Ich frage mich nur, unter welchem System sie arbeiten wollen? Wer wird sie bezahlen und mit welchem Geld? Soviel ich weiß, soll die D-Mark im Kosovo Nationalwährung werden. Wird danach eine andere, eigene Währung kommen, ein eigener Staat? Das ist nur die Spitze des Eisbergs. Vielleicht wird es auch eine neue Flagge geben – heute ist es noch die Nationalflagge von Albanien. Nach der Fernsehsendung ist eine Lehrerin hinausgerannt, hat eine albanische Fahne gekauft und allen Kindern gezeigt. Sie haben die Fahne geküßt. Die Lehrerin übrigens war Abgeordnete im illegalen Parlament des Kosovo und saß dafür acht Jahre im Gefängnis. Jetzt erst werden solche Geschichten erzählt, da man sich sicher fühlt vor den Serben.

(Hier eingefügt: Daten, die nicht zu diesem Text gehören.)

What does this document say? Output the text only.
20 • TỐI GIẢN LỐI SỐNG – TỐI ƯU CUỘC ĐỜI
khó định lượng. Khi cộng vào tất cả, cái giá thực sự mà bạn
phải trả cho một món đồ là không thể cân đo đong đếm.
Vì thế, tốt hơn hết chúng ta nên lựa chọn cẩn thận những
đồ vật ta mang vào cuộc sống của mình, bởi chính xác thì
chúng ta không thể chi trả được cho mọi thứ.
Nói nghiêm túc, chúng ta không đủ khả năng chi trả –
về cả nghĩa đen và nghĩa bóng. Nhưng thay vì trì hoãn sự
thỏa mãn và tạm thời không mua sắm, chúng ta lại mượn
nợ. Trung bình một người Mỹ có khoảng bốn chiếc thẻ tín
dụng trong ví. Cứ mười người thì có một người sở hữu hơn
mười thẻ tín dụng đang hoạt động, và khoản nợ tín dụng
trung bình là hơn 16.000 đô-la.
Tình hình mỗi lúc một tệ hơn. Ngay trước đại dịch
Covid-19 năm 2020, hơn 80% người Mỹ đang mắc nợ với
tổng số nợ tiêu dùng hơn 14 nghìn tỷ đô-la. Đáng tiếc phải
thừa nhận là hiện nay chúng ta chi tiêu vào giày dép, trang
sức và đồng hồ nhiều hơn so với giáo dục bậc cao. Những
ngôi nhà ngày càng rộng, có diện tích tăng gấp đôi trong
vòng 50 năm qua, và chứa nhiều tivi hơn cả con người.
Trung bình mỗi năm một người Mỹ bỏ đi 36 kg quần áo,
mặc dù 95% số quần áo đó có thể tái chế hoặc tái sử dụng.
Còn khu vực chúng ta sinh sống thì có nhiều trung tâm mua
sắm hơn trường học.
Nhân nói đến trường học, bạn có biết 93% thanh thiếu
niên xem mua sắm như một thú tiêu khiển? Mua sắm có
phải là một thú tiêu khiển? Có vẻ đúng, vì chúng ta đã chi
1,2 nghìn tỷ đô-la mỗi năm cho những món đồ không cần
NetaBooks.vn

Tirana, 19. Juni: Als ich heute morgen das Büro der UNO besuchte, war dort die Krise ausgebrochen. Das Büro ist verantwortlich für den Minenschutz und war – wie immer – erst im Planungsstadium, als der große Flüchtlingszug zurück in den Norden begann. Das Büro wollte allem zuvorkommen und hatte neben seiner normalen Krisenarbeit schon Flugblätter vorbereitet für die Zeit der Rückkehr. Nur kam dieser Augenblick ein wenig früher als geplant.
Das meiste Informationsmaterial ist übrigens beinahe dasselbe, das schon in Bosnien und Kroatien verteilt worden ist. In jedem Fall aber ist es sehr nett zu sehen, wie die UNO ihre Kinder-Comics auf den neuesten Stand für das Kosovo gebracht hat. In der bosnischen Version war ein kleiner, kurzhaariger Vater mit Mutter und zwei Kindern zu sehen, jetzt hat der Mann schwarze, leicht gelockte Haare und die Familie fünf Kinder.
Tirana, 25. Juni: Später am Abend habe ich Leute von der Flüchtlingsorganisation Check getroffen, die drei Lager im Norden unterhalten hat. Sie sind alle leer. Vor zwei Tagen hat Check Kontakt mit uns aufgenommen und uns gefragt, ob wir Freiwillige brauchen. Sie haben zu viele. Im Augenblick können wir immer noch Helfer gebrauchen, aber die Lage ändert sich schnell. Es ist unglaublich. Wenn ich diese Zeilen schreibe, verlassen 2.000 weitere Flüchtlinge Albanien. Morgen muß ich entscheiden, wann und wohin wir ins Kosovo umziehen. Von unserem ursprünglichen Plan, hier in Albanien zu arbeiten, ist nicht mehr viel übrig. In zwei Wochen sind alle zu Hause – aber nicht in ihren Häusern. Wir werden sehen, laßt uns glücklich darüber sein, daß alle diese Menschen in ihre Heimat zurückkehren.